In his view it was a bit ambiguous to ask tourists for more money when no one knew how the region already benefited from their cash.

But Rotorua District Residents and Ratepayers Association chairwoman Glenys Searancke
said in Australia tourists paid a bed tax and she believed that was the way forward.

''You don't even notice there because it's just added on to the bottom of your account, it's not huge by any stretch. I have always supported that option because it would go directly to Rotorua.''

Council strategy group manager Jean-Paul Gaston said the city was already experiencing increased pressure on roads.

It had sufficient water, sewerage infrastructure and facilities like public toilets and car parking to meet current needs but there was increasing pressure with continued local growth and tourism.

''Rotorua is a key visitor destination contributing to tourism nationally and Central Government investment is crucial to ensure we're able to cater for increased tourism as well as the local growth we're experiencing.''

Minister of Tourism Paula Bennett said the Government did not believe another tax was necessary to fund tourism infrastructure.
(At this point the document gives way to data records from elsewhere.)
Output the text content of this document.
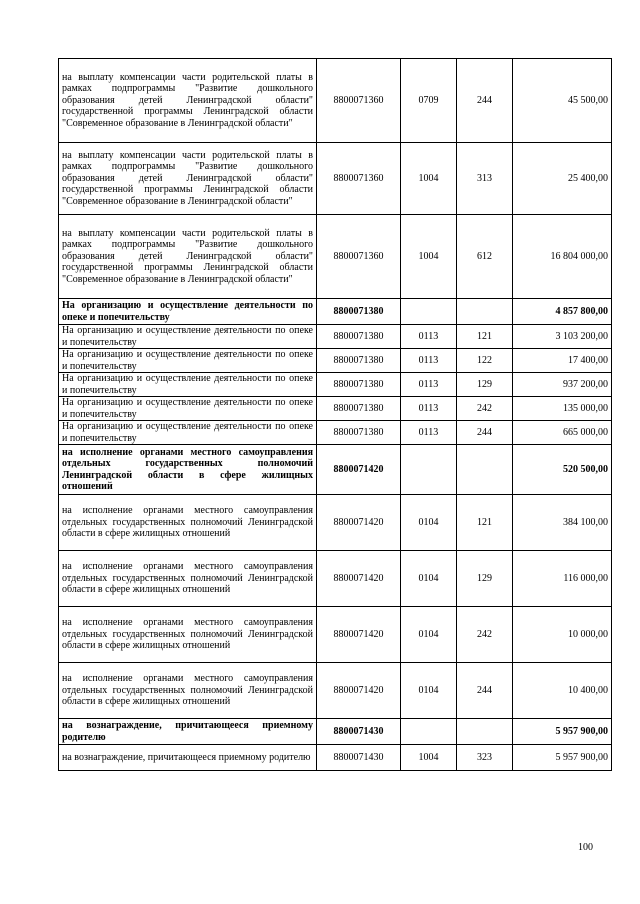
на выплату компенсации части родительской платы в рамках подпрограммы "Развитие дошкольного образования детей Ленинградской области" государственной программы Ленинградской области "Современное образование в Ленинградской области"	8800071360	0709	244	45 500,00
на выплату компенсации части родительской платы в рамках подпрограммы "Развитие дошкольного образования детей Ленинградской области" государственной программы Ленинградской области "Современное образование в Ленинградской области"	8800071360	1004	313	25 400,00
на выплату компенсации части родительской платы в рамках подпрограммы "Развитие дошкольного образования детей Ленинградской области" государственной программы Ленинградской области "Современное образование в Ленинградской области"	8800071360	1004	612	16 804 000,00
На организацию и осуществление деятельности по опеке и попечительству	8800071380			4 857 800,00
На организацию и осуществление деятельности по опеке и попечительству	8800071380	0113	121	3 103 200,00
На организацию и осуществление деятельности по опеке и попечительству	8800071380	0113	122	17 400,00
На организацию и осуществление деятельности по опеке и попечительству	8800071380	0113	129	937 200,00
На организацию и осуществление деятельности по опеке и попечительству	8800071380	0113	242	135 000,00
На организацию и осуществление деятельности по опеке и попечительству	8800071380	0113	244	665 000,00
на исполнение органами местного самоуправления отдельных государственных полномочий Ленинградской области в сфере жилищных отношений	8800071420			520 500,00
на исполнение органами местного самоуправления отдельных государственных полномочий Ленинградской области в сфере жилищных отношений	8800071420	0104	121	384 100,00
на исполнение органами местного самоуправления отдельных государственных полномочий Ленинградской области в сфере жилищных отношений	8800071420	0104	129	116 000,00
на исполнение органами местного самоуправления отдельных государственных полномочий Ленинградской области в сфере жилищных отношений	8800071420	0104	242	10 000,00
на исполнение органами местного самоуправления отдельных государственных полномочий Ленинградской области в сфере жилищных отношений	8800071420	0104	244	10 400,00
на вознаграждение, причитающееся приемному родителю	8800071430			5 957 900,00
на вознаграждение, причитающееся приемному родителю	8800071430	1004	323	5 957 900,00
100
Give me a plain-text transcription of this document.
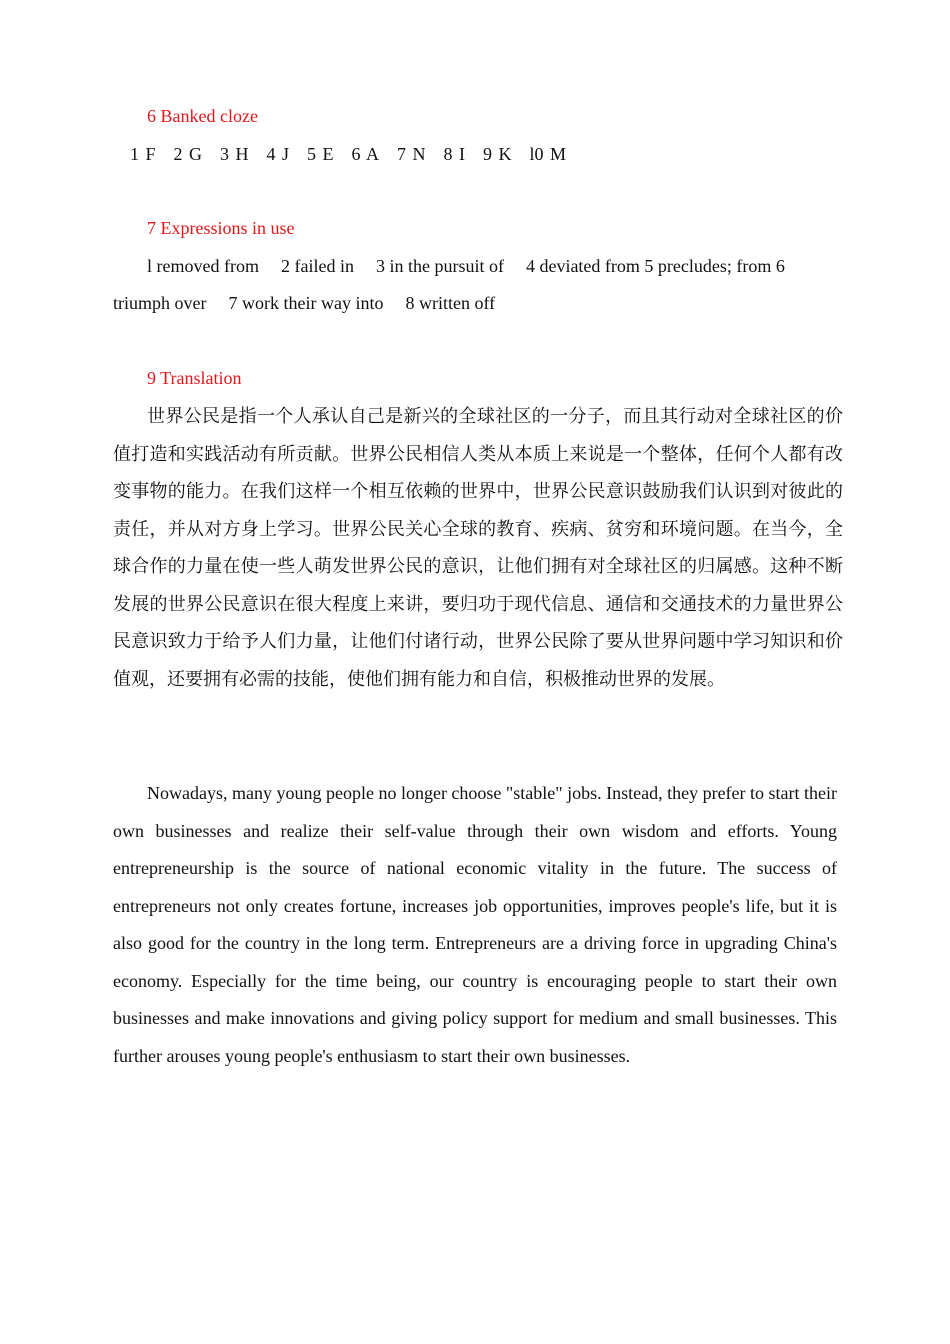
6 Banked cloze
1 F 2 G 3 H 4 J 5 E 6 A 7 N 8 I 9 K l0 M
7 Expressions in use
l removed from 2 failed in 3 in the pursuit of 4 deviated from 5 precludes; from 6
triumph over 7 work their way into 8 written off
9 Translation

世界公民是指一个人承认自己是新兴的全球社区的一分子，而且其行动对全球社区的价值打造和实践活动有所贡献。世界公民相信人类从本质上来说是一个整体，任何个人都有改变事物的能力。在我们这样一个相互依赖的世界中，世界公民意识鼓励我们认识到对彼此的责任，并从对方身上学习。世界公民关心全球的教育、疾病、贫穷和环境问题。在当今，全球合作的力量在使一些人萌发世界公民的意识，让他们拥有对全球社区的归属感。这种不断发展的世界公民意识在很大程度上来讲，要归功于现代信息、通信和交通技术的力量世界公民意识致力于给予人们力量，让他们付诸行动，世界公民除了要从世界问题中学习知识和价值观，还要拥有必需的技能，使他们拥有能力和自信，积极推动世界的发展。

Nowadays, many young people no longer choose "stable" jobs. Instead, they prefer to start their own businesses and realize their self-value through their own wisdom and efforts. Young entrepreneurship is the source of national economic vitality in the future. The success of entrepreneurs not only creates fortune, increases job opportunities, improves people's life, but it is also good for the country in the long term. Entrepreneurs are a driving force in upgrading China's economy. Especially for the time being, our country is encouraging people to start their own businesses and make innovations and giving policy support for medium and small businesses. This further arouses young people's enthusiasm to start their own businesses.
''We've invested $100 million in Budget 2017 into the new Tourism Infrastructure Fund to support smaller councils with large visitor numbers and low ratepayer bases.

"Let's get on with the job of spending that money and getting those projects built with the money we already have, and then see what else is needed.''

New tourism fund
Rotorua Lakes Council did not apply for the first round of the Government's new $100m Tourism Infrastructure Fund but it would in the future.

Mr Donaldson said it was matched funding so it was important the council secured other partners before ''going off half cocked''.

But the council had benefited from previous schemes, he said.

Mr Gaston said funding applications needed to be aligned to priorities. The Rotorua 2030 vision refresh (The Rotorua Way) had set the direction for the next few years, identifying priorities, key projects to deliver and initiatives to explore.

The annual plan and our local tourism strategy and district spatial plan reflected the priorities identified in The Rotorua Way and it was important to have all these in place before applying for any funding, he said.